Во сне я увидела маму — такую, какой я её знала и любила, в образе Кары Джейл. Она сидела перед туалетным столиком в нашем доме в Тихоречном и смотрела на своё отражение. Внешность Триш Лаиры до сих пор оставалась для меня чужой, а вот эта маска… Да, я не могла остаться к ней равнодушной. Подошла ближе, тоже глядя в зеркало и впитывая в себя придуманные мамой черты… И едва не проснулась от неожиданности, когда она вдруг шепнула, глядя в глаза самой себе:
— Шани.
Что… что такое? Это ведь воспоминание, разве нет? Но меня нет в комнате, да и взгляд… мама смотрела не на кого-то в комнате, а на саму себя — а значит, и на меня тоже, потому что я находилась здесь же, за её плечом.

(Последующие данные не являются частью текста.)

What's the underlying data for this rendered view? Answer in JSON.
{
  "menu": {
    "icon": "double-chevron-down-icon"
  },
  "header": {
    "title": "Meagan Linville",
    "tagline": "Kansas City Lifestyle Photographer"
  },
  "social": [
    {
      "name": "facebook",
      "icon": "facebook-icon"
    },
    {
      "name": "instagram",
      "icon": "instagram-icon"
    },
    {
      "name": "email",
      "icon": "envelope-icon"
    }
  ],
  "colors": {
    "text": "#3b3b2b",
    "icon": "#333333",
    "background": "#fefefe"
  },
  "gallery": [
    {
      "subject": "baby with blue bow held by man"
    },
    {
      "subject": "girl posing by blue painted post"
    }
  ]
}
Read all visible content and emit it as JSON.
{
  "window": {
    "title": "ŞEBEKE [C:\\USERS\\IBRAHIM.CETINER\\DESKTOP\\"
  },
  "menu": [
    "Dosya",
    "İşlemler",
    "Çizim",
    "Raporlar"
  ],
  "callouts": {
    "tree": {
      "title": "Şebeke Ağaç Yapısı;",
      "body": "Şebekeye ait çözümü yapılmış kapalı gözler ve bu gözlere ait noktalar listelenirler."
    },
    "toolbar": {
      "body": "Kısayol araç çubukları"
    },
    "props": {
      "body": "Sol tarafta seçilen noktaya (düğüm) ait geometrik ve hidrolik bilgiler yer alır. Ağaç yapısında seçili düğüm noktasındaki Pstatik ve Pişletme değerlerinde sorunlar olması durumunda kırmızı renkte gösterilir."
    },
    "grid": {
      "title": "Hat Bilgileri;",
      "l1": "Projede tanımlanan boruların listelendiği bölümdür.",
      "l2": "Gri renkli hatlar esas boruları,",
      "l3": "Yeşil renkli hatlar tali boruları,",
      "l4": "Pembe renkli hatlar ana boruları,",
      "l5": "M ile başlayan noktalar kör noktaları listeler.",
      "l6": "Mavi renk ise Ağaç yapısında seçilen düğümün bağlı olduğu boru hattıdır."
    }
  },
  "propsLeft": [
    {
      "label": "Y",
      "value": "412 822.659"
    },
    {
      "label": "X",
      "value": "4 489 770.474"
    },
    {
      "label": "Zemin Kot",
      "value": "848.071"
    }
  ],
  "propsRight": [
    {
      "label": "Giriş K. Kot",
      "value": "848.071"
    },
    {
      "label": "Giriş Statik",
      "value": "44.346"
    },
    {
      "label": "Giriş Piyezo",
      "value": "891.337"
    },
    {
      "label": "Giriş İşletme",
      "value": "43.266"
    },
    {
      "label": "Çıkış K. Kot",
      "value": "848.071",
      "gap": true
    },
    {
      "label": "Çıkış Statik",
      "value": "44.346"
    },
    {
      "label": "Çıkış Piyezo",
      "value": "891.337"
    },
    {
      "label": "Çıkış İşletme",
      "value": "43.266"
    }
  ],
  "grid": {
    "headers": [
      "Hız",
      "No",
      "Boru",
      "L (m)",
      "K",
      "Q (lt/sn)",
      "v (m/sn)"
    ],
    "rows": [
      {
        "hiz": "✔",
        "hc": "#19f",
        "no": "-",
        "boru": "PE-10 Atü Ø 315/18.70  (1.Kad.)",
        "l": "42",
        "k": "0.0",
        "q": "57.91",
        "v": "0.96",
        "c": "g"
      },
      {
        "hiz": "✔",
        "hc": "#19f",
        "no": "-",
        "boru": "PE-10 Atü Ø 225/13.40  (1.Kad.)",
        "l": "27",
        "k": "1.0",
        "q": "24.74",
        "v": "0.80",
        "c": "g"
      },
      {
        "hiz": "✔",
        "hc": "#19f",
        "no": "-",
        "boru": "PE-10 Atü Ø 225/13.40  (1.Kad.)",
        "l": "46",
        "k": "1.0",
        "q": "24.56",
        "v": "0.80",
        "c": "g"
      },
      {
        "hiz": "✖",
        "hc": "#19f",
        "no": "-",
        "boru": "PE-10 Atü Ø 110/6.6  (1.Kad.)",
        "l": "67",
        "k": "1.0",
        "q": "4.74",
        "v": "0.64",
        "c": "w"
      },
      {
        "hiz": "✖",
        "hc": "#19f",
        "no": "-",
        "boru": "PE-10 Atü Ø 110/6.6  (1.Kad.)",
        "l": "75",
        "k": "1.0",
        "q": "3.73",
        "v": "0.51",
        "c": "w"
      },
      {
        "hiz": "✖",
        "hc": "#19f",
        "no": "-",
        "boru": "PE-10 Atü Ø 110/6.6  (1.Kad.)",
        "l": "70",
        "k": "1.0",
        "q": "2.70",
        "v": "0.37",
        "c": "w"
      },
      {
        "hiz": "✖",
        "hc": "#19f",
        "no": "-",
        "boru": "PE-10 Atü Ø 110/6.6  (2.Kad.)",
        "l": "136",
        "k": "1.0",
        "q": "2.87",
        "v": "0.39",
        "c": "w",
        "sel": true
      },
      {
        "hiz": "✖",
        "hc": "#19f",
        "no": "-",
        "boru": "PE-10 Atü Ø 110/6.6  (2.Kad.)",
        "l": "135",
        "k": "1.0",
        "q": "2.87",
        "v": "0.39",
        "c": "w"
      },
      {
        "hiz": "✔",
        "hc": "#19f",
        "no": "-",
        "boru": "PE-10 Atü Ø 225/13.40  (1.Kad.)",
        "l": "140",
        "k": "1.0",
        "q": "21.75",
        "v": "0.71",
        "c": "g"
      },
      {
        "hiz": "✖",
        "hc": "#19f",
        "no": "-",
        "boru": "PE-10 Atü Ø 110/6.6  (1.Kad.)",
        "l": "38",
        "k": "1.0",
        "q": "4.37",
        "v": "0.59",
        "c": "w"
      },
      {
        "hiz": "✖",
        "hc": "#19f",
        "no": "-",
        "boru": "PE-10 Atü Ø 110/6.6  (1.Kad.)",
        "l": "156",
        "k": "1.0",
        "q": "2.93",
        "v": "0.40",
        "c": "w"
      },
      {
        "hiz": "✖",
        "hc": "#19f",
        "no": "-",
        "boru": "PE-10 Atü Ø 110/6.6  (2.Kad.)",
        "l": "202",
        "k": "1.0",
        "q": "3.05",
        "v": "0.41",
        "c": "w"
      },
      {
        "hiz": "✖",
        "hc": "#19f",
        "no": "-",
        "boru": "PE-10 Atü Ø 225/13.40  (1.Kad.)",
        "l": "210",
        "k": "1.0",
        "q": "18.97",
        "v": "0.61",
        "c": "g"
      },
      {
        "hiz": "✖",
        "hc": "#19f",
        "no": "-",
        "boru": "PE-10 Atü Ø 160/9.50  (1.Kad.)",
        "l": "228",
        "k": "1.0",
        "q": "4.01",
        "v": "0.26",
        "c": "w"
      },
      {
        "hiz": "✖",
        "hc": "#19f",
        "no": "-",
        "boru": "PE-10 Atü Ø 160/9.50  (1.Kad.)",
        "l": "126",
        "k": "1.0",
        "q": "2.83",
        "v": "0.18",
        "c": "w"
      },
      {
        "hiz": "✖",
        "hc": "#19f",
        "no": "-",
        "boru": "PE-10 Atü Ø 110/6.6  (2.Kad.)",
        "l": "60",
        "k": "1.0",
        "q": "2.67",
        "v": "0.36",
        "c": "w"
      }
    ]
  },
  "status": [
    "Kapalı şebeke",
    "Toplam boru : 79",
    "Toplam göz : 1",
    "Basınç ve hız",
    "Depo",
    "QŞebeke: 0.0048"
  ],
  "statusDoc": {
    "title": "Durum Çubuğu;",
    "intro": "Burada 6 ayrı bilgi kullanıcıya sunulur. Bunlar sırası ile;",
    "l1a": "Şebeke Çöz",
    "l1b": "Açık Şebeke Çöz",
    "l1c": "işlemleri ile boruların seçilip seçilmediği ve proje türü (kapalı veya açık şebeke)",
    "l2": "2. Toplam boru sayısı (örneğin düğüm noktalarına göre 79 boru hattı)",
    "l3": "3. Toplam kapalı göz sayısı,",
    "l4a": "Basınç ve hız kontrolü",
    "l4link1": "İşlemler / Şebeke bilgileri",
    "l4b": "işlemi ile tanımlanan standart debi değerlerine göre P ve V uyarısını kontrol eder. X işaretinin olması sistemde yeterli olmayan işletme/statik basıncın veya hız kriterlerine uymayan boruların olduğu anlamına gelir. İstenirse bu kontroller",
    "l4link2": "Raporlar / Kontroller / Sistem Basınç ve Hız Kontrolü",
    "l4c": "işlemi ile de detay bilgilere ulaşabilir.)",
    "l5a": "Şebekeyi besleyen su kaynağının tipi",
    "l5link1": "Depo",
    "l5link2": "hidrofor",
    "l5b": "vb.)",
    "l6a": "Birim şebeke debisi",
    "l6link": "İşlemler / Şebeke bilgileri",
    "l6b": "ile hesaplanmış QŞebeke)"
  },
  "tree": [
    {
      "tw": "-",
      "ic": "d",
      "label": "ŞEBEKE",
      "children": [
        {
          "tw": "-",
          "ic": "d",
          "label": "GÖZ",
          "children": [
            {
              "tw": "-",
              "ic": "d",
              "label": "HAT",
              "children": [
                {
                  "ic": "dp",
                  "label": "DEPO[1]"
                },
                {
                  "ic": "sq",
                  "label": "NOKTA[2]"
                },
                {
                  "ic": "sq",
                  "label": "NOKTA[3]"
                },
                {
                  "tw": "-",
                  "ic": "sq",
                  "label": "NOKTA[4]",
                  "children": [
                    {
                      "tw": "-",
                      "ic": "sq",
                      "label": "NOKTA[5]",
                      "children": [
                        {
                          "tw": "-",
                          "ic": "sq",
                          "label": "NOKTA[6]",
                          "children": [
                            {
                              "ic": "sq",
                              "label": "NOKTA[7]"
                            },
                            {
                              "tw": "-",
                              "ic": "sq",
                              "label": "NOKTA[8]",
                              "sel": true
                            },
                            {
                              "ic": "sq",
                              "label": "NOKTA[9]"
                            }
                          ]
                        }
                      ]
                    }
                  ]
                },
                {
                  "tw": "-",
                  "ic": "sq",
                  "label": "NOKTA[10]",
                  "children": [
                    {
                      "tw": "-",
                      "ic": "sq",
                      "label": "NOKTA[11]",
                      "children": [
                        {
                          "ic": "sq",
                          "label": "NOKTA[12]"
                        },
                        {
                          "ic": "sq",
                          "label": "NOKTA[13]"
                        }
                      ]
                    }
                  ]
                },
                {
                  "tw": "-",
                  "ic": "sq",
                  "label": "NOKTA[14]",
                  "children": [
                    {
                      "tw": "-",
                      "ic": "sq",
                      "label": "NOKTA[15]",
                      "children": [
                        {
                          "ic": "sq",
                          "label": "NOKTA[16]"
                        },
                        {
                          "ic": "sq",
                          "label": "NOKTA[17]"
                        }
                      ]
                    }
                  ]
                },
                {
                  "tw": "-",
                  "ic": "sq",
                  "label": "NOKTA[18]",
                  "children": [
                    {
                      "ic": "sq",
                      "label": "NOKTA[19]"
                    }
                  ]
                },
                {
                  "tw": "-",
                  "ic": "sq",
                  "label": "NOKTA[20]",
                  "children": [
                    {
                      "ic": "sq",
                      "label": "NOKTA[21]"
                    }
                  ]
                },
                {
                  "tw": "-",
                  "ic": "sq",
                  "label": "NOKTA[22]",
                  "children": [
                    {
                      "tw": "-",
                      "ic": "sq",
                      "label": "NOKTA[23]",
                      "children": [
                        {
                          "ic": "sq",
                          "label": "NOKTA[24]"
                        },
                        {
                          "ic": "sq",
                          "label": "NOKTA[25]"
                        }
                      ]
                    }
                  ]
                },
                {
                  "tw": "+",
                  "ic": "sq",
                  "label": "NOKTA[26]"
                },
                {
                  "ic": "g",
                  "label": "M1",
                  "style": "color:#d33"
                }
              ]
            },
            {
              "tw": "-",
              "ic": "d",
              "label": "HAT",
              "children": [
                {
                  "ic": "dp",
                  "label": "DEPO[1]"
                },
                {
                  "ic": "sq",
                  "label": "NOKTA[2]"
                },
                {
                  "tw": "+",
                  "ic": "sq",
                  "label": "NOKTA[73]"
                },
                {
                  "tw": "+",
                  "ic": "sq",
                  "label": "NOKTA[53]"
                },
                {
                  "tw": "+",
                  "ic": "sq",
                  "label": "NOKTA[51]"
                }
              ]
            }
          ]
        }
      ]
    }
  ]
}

— Проклятье, которое ты использовала, чтобы наказать своего отца, одно из самых сильных и сложных. Смертельная одержимость, проклятье постоянного действия… Оно отняло бы у тебя много жизни и много счастья — такие проклятья даром не проходят, уж я-то знаю. — Она грустно улыбнулась, наклонилась вперёд, к стеклу, и взяла со стола небольшой кинжал. Я уже видела его однажды, в том сне, когда Эдриан убил её. — Я заберу у тебя всё, что могло бы отнять проклятье. Переброшу на себя. Есть такой ритуал, волчонок, но он сложный. И мне придётся разрушить заклинание, которое не позволяет найти меня. Да, придётся… Но иначе ты потеряешь слишком много, я не могу этого допустить. — Мама полоснула кинжалом по ладони, и царапина моментально заполнилась кровью. — Прости меня. Возможно, моё решение неправильное, но я не желаю, чтобы ты расплачивалась за свою глупость, как я теперь. Я хочу, чтобы ты была счастлива, и ты обязательно будешь, я верю.
В маминых глазах стояли слёзы, кровь капала на поверхность стола — только теперь я увидела, что на нём что-то нарисовано, по-видимому, белым мелом, — почти неслышно шептались слова какого-то заклинания, заставляя рисунок вспыхивать и угасать, сворачиваясь, как бывает, когда огонь сжигает бумагу. И несмотря на то, что сон всегда притупляет чувства, мне чудилось, будто этот огонь сжигает что-то внутри меня.
— Шайна… Красивое имя, правда? Я никогда не рассказывала тебе, откуда оно взялось, и никогда не расскажу. — Она всхлипнула и просипела, роняя тяжёлые слёзы: — Стыдно… Как же мне стыдно… Я не могла даже попросить прощения — так было стыдно… Как бы я смотрела ей в глаза? Я не могла… Но мне так хотелось попросить прощения! И когда на моём пути попалась та девушка, я решила, что спасу её ребёнка. Я не надеялась, что это искупит, но я просто не могла иначе…
Сон начал расплываться, как мокрая краска на листе бумаги, погружённом в воду, и я, уже проснувшись и глядя в потолок, осознала, отчего мне так показалось.